President Obama speaking at the Human Rights Campaign dinner: African Americans appear to be sticking by the president since he announced his support of gay marriage.
(Image credit: Kristoffer Tripplaar/Pool/Corbis)

Before President Obama endorsed gay marriage, Maryland voters narrowly supported upholding their state's law legalizing same-sex marriage. Now they overwhelmingly plan to vote for it in the fall, and the shift is almost entirely due to a sharp increase in support for gay marriage among black Marylanders. Previously, 56 percent of them planned to vote against the new law; now 57 percent plan to vote for it. Polls elsewhere suggest this reflects a national trend — there has been a 19-point shift in black support for same-sex marriage in Pennsylvania, a swing state, since Obama announced his "evolution" on the matter. Black voters, especially regular churchgoers, have traditionally been overwhelmingly opposed to gay marriage. Has Obama turned the tables?
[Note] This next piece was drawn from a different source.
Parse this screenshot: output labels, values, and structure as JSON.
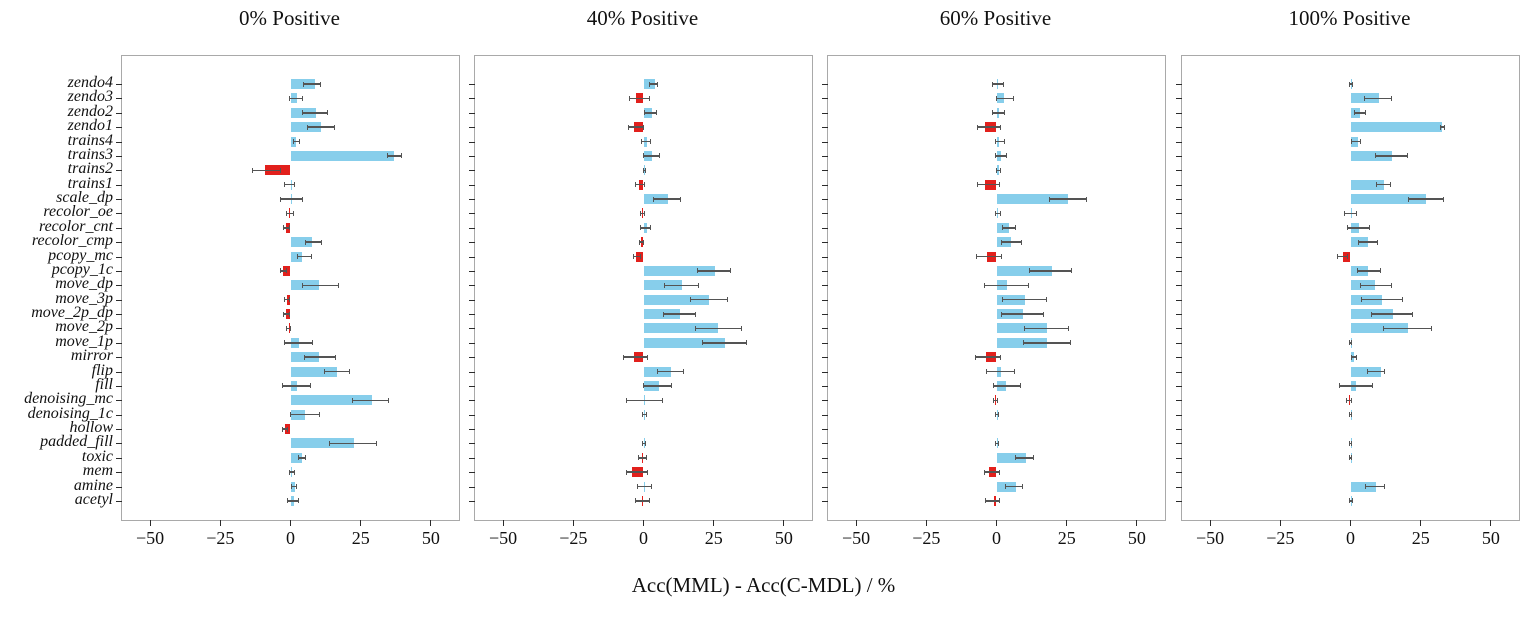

Obama really has changed public opinion: The shifting polls in Maryland demonstrate that "the magnitude of what Obama has done is getting more and more tangible," says Andrew Sullivan at The Daily Beast. By going "from JFK to LBJ on civil rights in three years," he has bridged "the divide between gays and African-Americans" in a way that will help both communities. "This kind of defusing of polarization is what many of us hoped for in Obama," and he really delivered this time.